Voters in British Columbia often complain the government is decided by voters in the East by the time the polls close in the West, but that isn’t the case in this federal election, according to a local university professor.
Paul Rowe is a professor of political and international studies at Trinity Western University and he said the seats decided in this province should play a big role in forming government.
“My impression is that B.C. seats will help to determine a very tight election so it will be worth it to watch how they go… folks in eastern Canada may well have to stay up pretty late on Monday night to see which party will end up with the largest number of seats,” he said.
B.C. has 42 ridings and 42 seats account for just over 12 per cent of the seats in the House of Commons.
“There are several hotly contested ridings in the greater Vancouver area, so the parties are interested in B.C. concerns,” said Rowe.
Black Press Media’s polling analyst Bruce Cameron has marked the Cloverdale-Langley City riding as one to watch. Liberal incumbent John Aldag won by 10 per cent over the Conservatives in the last election, according to Cameron, but support for the Liberals across the country has since dipped making this a tight race.
Although, Rowe is surprised the SNC-Lavalin scandal and the Trudeau blackface scandal didn’t damage the Liberals more dramatically.
“I don’t recall an election with so little movement in the polls,” he said.
Meanwhile, this federal election saw higher-than-ever advance poll numbers, which Rowe attributes to the fact that polling stations were open during a long-weekend, making it easier for Canadians to vote.
“It might also indicate that people were pretty decided going into this election, revealed in the way that polls numbers have barely budged throughout the campaign,” he emphasized. “In other words, I think many people had already made their judgment on the current Trudeau government.”
Although the environment and climate change have been issues that have dominated this election across the country, Rowe said the issue of affordability is what’s top of mind locally.
“British Columbia voters are clearly concerned about the rising cost of living so I think that has been an important local issue, especially given high property values in the Lower Mainland, and in Langley, in particular,” he said.
However, in each election political parties depend on the ballots of a number of undecided voters, according to Rowe.
“About 60 per cent of voters are pretty loyal in their voting habits, so it’s all the others who decide elections… typically they vote in ways that reflect the polls, though sometimes we have a few surprises,” he said, referring back to rise of the Bloc Quebecois in the 1990s, the “Orange Wave” of NDP voters in the 2011 election, and the shift to the Liberals in the previous federal election.
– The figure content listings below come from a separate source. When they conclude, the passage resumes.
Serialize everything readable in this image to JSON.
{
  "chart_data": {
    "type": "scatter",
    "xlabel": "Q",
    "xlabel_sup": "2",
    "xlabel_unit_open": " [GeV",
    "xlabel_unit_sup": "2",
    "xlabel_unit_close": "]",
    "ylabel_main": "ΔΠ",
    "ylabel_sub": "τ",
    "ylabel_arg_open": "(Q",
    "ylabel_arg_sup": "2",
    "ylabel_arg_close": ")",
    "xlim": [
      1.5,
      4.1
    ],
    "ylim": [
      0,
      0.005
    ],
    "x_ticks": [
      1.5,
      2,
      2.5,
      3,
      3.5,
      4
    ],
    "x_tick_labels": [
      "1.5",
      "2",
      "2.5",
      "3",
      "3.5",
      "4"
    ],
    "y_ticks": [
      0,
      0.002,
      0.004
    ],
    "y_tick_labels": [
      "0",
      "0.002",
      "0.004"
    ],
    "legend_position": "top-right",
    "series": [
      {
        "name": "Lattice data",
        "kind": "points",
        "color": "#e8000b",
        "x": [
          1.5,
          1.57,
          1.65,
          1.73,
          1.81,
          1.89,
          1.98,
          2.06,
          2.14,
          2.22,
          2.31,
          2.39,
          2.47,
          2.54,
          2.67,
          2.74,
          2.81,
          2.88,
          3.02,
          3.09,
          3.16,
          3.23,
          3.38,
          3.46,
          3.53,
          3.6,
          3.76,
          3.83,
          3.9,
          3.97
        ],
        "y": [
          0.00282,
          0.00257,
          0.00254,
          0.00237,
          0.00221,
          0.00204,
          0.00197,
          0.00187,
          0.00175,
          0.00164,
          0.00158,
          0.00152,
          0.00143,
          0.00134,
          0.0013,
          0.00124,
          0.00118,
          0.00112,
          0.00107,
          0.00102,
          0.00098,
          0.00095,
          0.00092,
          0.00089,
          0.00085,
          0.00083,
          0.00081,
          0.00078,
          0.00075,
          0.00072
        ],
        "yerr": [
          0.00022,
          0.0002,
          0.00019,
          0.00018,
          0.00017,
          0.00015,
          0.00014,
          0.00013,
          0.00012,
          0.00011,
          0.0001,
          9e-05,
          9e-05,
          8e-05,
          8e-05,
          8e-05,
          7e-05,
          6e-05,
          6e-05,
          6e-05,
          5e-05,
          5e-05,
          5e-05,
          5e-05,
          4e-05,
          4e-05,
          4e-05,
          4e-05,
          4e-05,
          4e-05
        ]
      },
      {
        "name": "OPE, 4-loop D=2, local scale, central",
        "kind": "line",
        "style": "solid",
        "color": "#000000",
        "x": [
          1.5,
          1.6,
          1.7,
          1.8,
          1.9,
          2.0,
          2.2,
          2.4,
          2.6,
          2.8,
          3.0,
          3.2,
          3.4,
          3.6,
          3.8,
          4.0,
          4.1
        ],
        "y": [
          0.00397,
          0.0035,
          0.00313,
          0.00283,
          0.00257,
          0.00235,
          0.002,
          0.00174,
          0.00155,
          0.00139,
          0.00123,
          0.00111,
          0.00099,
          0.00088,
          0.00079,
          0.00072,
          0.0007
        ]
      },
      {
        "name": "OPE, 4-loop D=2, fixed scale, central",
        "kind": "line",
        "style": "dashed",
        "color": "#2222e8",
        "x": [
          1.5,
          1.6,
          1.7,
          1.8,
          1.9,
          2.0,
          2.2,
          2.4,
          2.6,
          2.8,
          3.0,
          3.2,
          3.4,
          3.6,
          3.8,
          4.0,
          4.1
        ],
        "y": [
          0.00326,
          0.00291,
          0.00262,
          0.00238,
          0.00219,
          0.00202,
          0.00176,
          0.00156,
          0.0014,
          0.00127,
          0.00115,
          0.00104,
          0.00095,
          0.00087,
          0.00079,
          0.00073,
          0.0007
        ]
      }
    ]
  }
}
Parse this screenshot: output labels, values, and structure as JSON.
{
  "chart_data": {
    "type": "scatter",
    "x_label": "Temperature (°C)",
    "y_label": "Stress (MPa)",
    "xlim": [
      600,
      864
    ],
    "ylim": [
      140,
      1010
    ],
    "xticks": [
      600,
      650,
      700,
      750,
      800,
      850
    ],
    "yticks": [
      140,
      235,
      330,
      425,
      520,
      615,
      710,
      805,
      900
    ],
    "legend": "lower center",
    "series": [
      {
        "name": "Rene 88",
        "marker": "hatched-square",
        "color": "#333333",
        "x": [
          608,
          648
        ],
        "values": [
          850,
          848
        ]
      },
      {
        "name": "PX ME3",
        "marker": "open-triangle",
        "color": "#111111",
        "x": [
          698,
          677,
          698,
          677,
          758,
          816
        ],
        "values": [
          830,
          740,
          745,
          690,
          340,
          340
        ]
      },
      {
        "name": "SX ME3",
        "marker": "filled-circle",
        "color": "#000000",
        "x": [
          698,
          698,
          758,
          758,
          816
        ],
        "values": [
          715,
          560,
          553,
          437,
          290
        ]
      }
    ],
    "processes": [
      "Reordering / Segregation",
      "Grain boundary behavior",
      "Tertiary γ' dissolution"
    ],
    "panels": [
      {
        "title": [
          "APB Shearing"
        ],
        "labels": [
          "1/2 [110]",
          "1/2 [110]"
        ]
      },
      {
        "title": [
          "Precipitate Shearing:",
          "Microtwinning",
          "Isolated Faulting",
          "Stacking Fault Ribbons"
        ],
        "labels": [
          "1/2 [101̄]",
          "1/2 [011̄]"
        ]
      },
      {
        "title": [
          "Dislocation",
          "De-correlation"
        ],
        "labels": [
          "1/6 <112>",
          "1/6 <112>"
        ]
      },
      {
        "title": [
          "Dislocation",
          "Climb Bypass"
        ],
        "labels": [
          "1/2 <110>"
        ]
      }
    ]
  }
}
But the youth vote is one that the parties shouldn’t rely on to earn them seats, according to Rowe.
“Political parties that count on the youth vote are typically disappointed,” he said. “Though many young voters are very engaged on the climate change issue, many are also a little disillusioned with the Trudeau government, which had a good deal of youth support last time around. I actually don’t expect the youth vote to be much different from the usual this time around.”
Should a minority government be decided this election, Rowe said it could possibly divide electors in B.C. in the future.
“A minority parliament will provide opportunities for smaller parties like the NDP and the Greens to be influential in the next couple of years,” he said. “That would divide British Columbians, some of whom would welcome their influence, while others will not be happy.”
Rowe said it is important to cast a ballot even if a candidate has little chance of winning.
“When everyone casts a vote, it tells us something about the actual support each party has and it sets directions for the next election,” he said. “Your vote always sends a political message, even if it does not elect a representative.”